This is a fiercely honest about the history of people ripped from their African homelands to work far across the Atlantic Ocean under brutal conditions with no pay. It does not hesitate to speak of the terror and horror of that experience, yet it also relays hope, courage, and resilience.
The way that this extremely difficult thread of history is made bearable for young people is by asking the very question that must now be on your mind: "How do you tell a story that starts in Africa and ends in horror?" As the story continues — of "big guns hiding in the night," waiting to steal people away and sell them in America — listening children's voices intervene. They ask honest questions: "They were scared and they didn't know where they were being taken?" Their teacher expresses raw, candid feelings: "I don't think I can continue. It's just too painful. I shouldn't have read this to you. I'm so sorry, children."
The effect is revelatory. No matter what our racial and cultural background, we come face to face with the human beings affected by being enslaved. We see the importance of "standing up and speaking out." And through children's voices we receive bracing doses of the inspiration that has allowed people to survive centuries of mistreatment:
Whenever I'm sad, my grandma sings me her favorite poem: "We've suffered, been battered, out lives have been scattered, but we're still here. And that's all that matters. We're still here."
New York Times bestselling author Kwame Alexander — who also gave us The Undefeated — wrote this story after it became apparent that his daughter's fourth-grade teacher was afraid of teaching slavery in the classroom, because she had never been taught how to convey this traumatic content. Alexander says in his closing note that this book "can help give us a way to speak the truth to children, so we can all stop being afraid, so we can start moving closer to our better selves."

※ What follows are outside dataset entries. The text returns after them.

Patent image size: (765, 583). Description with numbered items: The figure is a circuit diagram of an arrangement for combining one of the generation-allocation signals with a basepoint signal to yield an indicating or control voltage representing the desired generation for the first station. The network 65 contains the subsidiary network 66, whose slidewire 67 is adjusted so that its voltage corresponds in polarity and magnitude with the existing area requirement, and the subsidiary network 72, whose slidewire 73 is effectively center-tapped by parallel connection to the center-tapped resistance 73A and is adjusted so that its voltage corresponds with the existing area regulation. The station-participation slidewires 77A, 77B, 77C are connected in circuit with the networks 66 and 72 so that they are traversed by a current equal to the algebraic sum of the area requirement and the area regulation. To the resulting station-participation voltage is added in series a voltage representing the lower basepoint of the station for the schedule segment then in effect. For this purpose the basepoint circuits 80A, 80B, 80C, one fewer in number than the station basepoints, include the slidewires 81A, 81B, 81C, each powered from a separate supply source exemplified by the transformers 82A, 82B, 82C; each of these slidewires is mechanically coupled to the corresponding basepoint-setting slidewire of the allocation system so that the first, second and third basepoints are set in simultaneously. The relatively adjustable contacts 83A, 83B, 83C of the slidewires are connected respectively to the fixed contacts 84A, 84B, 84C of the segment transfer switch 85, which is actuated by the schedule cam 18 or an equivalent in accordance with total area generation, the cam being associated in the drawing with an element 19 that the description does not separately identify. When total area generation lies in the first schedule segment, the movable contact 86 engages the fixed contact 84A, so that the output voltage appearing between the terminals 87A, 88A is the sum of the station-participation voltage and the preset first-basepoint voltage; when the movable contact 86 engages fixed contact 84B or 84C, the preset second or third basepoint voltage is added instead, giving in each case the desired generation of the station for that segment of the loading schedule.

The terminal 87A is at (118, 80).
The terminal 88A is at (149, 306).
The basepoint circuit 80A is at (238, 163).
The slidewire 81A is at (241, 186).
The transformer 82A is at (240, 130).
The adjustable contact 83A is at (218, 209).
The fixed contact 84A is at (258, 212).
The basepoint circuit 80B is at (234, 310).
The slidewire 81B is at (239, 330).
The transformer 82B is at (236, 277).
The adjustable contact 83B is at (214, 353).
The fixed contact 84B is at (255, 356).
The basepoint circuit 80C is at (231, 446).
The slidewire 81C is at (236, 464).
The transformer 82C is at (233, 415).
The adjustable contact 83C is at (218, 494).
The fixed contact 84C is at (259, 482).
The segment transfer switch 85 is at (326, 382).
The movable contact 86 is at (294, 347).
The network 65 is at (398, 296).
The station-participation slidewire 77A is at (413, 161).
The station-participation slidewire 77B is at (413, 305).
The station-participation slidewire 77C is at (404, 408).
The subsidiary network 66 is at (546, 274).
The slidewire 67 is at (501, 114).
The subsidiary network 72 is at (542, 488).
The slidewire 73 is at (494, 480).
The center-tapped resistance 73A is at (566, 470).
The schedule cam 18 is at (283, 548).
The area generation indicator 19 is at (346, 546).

Award-winning artist, muralist, and sculptor Dare Coulter spent weeks researching his illustrations, taking into account both the sadness and the inspiration of this story. He crafted clay sculptures, painted wood panels with acrylic and spray paint, and drew with charcoal on gessoed paper. The varied styles not only bring the story to life but also help us seamlessly transition from present-day children with their questions to the history being relayed.
If you're looking for a way to introduce slavery and the resilience of African Americans to readers ages four to eight, this would be an extraordinary opening. If you want to say "no" to the banning of books that teach history with honesty, compassion, and power, then reading and sharing this book would be a loving, hopeful way to start.